Sebahat, öyle bir eser ortaya koymuş ki; Tango’nun tutkulu adımlarıyla Kürtçe’nin kadim, derin sesi iç içe geçmiş. Adeta yüreğinle dinliyorsun bu şarkıyı, kulakların yetmiyor. Her bir nota, her bir söz, yıllar öncesine, uzaklara, belki de hiç dönmeyecek birine duyulan hasrete sarıyor seni. O mistik atmosferde çekilen klipse, görsel bir şiir gibi… Gözlerinle izlediğin ama kalbinle hissettiğin bir başka hikaye anlatıyor.
Tango’nun zarif ama asi duruşu, aşkın hem huzur veren hem de yakan tarafıyla buluşuyor bu eserde. Kürtçe’nin dokusuyla birleşince, ortaya sadece bir şarkı değil; bir anı, bir duygu, bir yolculuk çıkıyor. Ve bu yolculukta insan kendi iç sesini duyuyor. Belki geçmişini, belki eksik kalmış cümlelerini, belki de hâlâ söyleyemediği duygularını buluyor.
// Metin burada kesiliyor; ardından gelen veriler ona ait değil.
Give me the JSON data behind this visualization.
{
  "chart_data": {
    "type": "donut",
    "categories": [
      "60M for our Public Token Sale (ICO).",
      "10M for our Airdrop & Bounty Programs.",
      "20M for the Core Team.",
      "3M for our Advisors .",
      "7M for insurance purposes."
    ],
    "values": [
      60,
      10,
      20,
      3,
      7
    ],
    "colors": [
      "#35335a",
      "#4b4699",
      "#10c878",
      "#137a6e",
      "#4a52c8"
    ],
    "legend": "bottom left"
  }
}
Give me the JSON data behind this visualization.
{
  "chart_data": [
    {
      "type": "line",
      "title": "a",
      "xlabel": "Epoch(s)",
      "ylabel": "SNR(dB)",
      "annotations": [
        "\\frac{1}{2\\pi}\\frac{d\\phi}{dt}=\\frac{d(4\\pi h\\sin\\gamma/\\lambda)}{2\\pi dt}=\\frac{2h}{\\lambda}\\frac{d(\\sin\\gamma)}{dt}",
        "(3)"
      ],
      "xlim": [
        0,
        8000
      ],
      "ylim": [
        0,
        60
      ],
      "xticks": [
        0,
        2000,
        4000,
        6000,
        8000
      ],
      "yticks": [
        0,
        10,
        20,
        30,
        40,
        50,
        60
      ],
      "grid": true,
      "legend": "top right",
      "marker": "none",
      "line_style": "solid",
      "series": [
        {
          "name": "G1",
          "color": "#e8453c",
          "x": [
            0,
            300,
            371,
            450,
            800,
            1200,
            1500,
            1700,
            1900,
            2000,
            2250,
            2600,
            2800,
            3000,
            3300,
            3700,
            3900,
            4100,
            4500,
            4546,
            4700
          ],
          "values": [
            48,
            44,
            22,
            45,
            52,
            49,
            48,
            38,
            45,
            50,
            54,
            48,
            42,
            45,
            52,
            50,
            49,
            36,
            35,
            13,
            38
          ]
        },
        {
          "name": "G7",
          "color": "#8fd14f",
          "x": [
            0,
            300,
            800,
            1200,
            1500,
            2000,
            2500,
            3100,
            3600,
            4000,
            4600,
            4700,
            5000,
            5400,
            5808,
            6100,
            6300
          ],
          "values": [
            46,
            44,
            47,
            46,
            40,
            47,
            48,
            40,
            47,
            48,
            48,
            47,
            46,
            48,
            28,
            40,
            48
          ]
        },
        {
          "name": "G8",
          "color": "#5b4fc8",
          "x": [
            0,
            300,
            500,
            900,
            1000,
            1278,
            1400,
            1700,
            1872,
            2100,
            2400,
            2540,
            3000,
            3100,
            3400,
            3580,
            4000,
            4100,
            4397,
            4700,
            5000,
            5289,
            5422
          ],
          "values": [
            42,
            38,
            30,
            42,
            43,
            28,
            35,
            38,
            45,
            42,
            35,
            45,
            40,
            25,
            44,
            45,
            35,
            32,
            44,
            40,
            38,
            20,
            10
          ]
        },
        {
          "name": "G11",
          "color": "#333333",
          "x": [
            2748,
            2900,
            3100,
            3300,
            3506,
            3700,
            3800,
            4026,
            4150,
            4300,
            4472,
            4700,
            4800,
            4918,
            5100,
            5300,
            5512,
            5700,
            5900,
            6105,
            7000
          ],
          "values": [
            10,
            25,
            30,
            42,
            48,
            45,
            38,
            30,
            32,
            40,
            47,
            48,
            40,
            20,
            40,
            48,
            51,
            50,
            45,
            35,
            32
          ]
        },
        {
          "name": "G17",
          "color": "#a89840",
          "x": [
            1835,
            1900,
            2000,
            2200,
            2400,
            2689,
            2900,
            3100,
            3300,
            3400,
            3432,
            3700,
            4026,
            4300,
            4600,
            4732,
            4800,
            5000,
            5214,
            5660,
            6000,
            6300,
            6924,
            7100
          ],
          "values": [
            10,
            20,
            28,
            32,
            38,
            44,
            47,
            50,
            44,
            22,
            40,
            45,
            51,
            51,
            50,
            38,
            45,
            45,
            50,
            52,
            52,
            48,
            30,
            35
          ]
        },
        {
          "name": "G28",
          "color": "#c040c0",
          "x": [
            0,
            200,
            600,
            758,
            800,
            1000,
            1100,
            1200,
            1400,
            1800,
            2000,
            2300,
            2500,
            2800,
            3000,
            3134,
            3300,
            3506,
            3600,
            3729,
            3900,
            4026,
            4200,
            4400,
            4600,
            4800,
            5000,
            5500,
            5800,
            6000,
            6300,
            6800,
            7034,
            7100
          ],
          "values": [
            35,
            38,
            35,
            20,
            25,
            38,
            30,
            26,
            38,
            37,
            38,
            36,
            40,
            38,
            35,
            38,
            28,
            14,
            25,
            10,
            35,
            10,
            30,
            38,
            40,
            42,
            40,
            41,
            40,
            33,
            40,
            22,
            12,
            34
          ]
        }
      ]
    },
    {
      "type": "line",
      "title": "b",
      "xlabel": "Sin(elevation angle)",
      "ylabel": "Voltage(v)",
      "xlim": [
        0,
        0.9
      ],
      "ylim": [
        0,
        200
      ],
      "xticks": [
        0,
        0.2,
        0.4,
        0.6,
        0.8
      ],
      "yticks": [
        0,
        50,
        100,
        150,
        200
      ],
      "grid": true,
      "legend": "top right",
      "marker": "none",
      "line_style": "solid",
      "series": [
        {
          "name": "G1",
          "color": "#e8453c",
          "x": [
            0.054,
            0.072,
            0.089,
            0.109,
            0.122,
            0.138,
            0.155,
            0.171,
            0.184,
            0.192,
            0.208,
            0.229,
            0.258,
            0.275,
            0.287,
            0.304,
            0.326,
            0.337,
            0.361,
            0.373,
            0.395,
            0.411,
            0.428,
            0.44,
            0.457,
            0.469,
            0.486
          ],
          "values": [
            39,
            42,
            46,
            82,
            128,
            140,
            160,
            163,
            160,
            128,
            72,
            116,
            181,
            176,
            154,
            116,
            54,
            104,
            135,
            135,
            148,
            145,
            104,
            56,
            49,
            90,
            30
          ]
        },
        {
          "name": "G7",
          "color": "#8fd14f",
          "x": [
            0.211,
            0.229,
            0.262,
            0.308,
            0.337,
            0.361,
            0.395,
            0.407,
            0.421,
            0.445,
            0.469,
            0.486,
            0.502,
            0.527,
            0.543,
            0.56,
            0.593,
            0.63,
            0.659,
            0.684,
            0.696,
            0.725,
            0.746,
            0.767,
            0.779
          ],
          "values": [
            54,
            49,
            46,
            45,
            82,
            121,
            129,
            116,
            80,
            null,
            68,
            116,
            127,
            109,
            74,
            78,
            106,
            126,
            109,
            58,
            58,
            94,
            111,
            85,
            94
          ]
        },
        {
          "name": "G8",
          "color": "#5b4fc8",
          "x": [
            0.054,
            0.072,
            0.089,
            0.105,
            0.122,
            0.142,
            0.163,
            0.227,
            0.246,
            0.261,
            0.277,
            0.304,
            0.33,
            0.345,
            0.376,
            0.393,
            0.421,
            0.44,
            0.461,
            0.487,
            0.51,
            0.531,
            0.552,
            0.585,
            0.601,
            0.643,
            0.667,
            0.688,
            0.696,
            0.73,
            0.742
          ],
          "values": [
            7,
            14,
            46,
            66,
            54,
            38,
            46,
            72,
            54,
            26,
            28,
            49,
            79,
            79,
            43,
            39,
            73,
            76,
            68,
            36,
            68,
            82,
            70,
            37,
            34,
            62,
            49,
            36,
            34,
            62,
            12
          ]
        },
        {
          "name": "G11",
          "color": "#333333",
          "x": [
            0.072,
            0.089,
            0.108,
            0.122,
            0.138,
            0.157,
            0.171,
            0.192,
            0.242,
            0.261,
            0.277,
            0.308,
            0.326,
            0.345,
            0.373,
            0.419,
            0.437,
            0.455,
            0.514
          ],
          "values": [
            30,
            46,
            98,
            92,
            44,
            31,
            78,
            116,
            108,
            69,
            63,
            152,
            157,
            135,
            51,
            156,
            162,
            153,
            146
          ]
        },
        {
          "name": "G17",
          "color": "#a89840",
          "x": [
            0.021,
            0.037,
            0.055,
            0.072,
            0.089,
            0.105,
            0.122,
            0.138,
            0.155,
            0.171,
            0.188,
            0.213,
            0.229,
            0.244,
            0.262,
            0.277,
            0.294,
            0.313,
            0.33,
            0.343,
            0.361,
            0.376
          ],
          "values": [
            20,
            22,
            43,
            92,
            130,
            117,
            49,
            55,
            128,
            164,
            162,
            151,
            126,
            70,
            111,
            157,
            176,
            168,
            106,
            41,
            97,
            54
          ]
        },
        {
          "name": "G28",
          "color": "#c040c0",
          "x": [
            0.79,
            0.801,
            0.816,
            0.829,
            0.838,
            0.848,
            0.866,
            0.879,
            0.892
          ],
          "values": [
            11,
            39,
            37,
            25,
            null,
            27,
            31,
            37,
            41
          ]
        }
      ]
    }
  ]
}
Sebahat Erdem, bu eserle sadece müziği değil, duyguyu, kültürü ve aşkı da sahiplendi. Her bir kelimesiyle, her bir ezgisiyle bir nevi hayatın içinden geçenleri resmetti. Ve ben diyorum ki: İyi ki varsın Sebahat… İyi ki müziğe ses oldun. İyi ki hissettirdin…
Yüreğine, emeğine sağlık.
Canım yazını okudum,kalemine yüreğine sağlık.